Consacrée à la jeune création nippone, « Donai yanen ! » montre une génération désorientée, en lutte avec les fantômes de l’Histoire.
Astroboy est fatigué, il est même entre la vie et la mort : dans l’installation conçue par Hiroshi Araki, il garde les yeux fermés et demeure allongé sous un cercueil en verre, à moins qu’il ne soit sous couveuse pour une séance de réanimation artificielle. Une situation symbolique pour ce petit robot qui ne voulait pas grandir et auquel s’est identifiée la jeunesse nippone. Célèbre héros de manga à la fin des années 60, Astroboy cherchait ses repères dans une société en pleine mutation technologique. Et maintenant ? Il est comme un gisant sous une cloche de verre. Electrocardiogramme plat de toute une génération bercée par le rêve d’une civilisation heureuse et technologique, marquée en 1970 par l’Exposition universelle d’Osaka qui lançait le Japon sur la voie de l’ultramodernité, des jeux électroniques et de la culture manga. Le bilan est encore plus amer chez Kenji Yanobe : vêtu de sa combinaison « Atom », un des héros d’Astroboy, cet artiste des plus techno-parano se promène sur le site de Tchernobyl rebaptisé pour l’occasion « The Last amusement park » (« le dernier parc d’attractions »). Et maintenant ? C’est comme la fin d’un rêve.

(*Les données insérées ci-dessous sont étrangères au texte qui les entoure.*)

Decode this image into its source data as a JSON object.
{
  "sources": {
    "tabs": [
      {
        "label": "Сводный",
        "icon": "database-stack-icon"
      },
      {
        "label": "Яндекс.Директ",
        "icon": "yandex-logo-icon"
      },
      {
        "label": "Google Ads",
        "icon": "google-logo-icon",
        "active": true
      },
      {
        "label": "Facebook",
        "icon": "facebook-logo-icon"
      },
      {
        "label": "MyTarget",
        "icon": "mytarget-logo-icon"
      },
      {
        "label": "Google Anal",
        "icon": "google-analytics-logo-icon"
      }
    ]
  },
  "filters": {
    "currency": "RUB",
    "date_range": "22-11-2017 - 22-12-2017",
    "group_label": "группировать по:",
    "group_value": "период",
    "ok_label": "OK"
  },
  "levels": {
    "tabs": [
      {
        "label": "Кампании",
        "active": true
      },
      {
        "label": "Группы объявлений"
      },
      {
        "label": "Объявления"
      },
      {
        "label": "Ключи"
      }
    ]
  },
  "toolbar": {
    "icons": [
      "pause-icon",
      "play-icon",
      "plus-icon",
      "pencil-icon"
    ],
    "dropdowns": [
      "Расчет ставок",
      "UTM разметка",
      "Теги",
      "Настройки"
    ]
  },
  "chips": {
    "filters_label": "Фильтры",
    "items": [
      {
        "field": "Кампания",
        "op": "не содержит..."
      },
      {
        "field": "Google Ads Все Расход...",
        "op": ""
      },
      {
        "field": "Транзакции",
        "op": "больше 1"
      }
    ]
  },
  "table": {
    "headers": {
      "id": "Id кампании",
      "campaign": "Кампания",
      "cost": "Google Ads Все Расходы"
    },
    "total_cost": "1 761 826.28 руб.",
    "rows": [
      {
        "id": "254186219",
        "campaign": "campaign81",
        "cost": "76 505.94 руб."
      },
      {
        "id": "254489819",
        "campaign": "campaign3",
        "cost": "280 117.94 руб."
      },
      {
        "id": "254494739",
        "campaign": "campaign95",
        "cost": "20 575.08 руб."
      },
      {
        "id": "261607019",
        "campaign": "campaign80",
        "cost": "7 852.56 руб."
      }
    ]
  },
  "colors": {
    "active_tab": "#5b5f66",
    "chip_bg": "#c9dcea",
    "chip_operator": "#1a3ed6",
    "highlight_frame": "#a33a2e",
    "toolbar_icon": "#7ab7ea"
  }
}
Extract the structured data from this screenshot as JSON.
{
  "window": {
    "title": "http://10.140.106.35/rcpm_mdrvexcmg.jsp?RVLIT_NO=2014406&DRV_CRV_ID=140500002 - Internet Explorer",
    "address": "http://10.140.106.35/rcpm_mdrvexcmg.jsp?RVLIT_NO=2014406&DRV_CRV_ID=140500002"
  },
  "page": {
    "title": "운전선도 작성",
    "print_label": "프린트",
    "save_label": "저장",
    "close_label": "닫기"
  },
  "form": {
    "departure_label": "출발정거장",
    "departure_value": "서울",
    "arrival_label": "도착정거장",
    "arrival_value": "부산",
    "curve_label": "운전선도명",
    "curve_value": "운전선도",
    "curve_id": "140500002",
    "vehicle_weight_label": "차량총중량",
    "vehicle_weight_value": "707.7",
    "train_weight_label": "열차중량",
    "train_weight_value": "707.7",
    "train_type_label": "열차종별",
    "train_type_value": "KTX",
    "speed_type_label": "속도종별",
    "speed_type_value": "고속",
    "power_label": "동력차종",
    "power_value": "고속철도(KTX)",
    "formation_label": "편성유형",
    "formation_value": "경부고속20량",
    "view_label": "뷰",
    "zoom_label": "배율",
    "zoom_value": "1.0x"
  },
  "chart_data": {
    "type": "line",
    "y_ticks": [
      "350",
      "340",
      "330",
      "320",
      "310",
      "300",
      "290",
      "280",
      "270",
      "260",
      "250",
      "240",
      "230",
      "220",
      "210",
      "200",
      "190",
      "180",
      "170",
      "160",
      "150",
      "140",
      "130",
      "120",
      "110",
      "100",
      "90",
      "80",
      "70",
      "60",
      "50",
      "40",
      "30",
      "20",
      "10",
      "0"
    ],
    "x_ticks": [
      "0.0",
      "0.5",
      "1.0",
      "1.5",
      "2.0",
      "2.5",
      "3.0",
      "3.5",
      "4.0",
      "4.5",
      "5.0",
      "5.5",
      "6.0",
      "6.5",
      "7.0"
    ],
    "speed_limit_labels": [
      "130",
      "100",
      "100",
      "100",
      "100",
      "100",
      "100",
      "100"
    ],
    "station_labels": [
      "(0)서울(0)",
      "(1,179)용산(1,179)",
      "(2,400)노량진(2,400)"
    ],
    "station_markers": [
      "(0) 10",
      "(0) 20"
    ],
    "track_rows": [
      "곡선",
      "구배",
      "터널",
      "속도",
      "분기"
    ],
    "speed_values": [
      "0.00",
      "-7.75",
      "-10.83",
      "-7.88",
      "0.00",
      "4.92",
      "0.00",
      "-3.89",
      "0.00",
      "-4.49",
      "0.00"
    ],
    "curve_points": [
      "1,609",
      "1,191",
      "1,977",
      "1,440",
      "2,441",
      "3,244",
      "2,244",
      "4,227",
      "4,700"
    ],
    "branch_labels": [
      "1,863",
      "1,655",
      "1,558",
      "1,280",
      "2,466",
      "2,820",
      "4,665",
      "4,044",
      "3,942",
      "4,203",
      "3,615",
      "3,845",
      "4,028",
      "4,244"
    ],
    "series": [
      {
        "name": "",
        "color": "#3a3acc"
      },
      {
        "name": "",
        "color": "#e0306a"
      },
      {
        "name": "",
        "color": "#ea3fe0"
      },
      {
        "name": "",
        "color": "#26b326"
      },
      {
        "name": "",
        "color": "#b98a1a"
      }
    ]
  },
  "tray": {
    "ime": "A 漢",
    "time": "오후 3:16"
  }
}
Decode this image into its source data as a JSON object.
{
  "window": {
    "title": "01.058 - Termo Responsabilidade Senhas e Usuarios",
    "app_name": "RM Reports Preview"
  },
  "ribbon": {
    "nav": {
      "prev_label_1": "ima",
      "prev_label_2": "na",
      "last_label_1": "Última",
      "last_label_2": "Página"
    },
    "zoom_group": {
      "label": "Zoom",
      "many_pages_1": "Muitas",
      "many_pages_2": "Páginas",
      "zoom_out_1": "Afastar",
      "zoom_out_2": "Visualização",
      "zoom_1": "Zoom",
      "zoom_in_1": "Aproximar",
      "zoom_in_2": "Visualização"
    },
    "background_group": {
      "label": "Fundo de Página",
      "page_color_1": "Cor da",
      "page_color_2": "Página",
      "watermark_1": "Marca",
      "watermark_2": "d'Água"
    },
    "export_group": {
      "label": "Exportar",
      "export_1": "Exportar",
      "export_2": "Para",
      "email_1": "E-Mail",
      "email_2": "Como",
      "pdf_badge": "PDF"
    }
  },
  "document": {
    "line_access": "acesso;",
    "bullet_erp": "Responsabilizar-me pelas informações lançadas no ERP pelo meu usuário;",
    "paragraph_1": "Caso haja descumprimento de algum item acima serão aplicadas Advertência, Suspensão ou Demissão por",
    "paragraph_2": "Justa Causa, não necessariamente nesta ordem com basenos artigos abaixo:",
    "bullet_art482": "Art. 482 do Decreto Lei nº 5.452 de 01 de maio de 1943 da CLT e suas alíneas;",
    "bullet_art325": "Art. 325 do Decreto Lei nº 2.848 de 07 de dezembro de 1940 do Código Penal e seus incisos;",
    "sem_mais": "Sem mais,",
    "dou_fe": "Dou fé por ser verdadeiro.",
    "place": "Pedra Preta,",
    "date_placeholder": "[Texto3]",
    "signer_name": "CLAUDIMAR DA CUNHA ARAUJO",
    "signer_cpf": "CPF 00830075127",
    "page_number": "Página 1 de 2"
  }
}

D’un point de vue fashion, l’idée d’une expo sur la jeune création nippone arrive sans doute un peu tard : PS1 à New York a déjà tourné la page et prépare une expo d’artistes chinois, et ne serait-ce qu’à Paris la galerie Emmanuel Perrotin présente depuis plusieurs années des artistes désormais ultracélèbres comme Mariko Mori, Yanobe ou Murakami. Mais selon Eric Mézil, commissaire de l’expo, on s’est contenté de ces quelques noms d’artistes, résumé trop rapide de la création et de la société japonaises. L’exposition « Donai yanen ! » traductions immédiates : « et maintenant ? », « et alors ? », « qu’est-ce qu’on fout là ? » élargit notre regard dans un Japon tombé dans la crise, nous permet une meilleure compréhension des enjeux et des oeuvres. « Les Japonais eux-mêmes font la différence entre un art exportable, qui séduit l’Occident, et un art contemporain plus local, souvent plus douloureux. Certains sont très étonnés que je désire montrer en France des artistes et des oeuvres qu’ils estiment inexportables, incompréhensibles pour nous, et donc d’un intérêt limité. » Le tremblement de terre de Kobe en 95, l’attitude coupable du Japon lors de la Seconde Guerre mondiale, le sida, la précarité de la vie sociale : autant de thèmes largement travaillés par ces jeunes artistes japonais. Sayo Takeshima détourne l’allure classique des mangas pour évoquer les problèmes quotidiens des survivants de Kobe, tandis qu’autour d’Artscape, lieu associatif proche du groupe Dumb Type, on trouve pêle-mêle un féminisme militant ou des artistes engagés de manière souvent féroce et drôle pour la lutte contre le sida. Ces artistes japonais composent ainsi un autre visage du Japon, réveillent leurs morts et leurs traumas, entreprennent un travail de mémoire qui va contre l’amnésie collective que s’est imposée à elle-même et pendant plus de cinquante ans la société nippone.
Et maintenant ? Entre l’effondrement d’un rêve progressiste et le rappel des fantômes historiques, certains artistes recommencent au début, essaient de fonder une nouvelle sociabilité : tandis qu’Ozawa nous invite à assister sous une tente à la Milk ceremony, parodie de la cérémonie du thé, l’artiste Kimura Toshiro Jinjin installe dans la rue des Nodate, petits cafés ambulants. Habillé en drag-queen « pour provoquer ou pour attirer les gens », pour établir un contact, nouer la conversation. Shimabuku traverse le pays en stop et dessine les visages de ses hôtes, ou installe sur l’eau non pas une mégalopole, mais une sorte de café-bateau vagabond, échappant enfin à toute logique de rendement. Dans un Japon en pleine banqueroute, le Travelling café de Shimabuku peut servir de boussole et indique une nouvelle voie : profiter de la dérive pour faire retour vers l’autre. En toute humanité.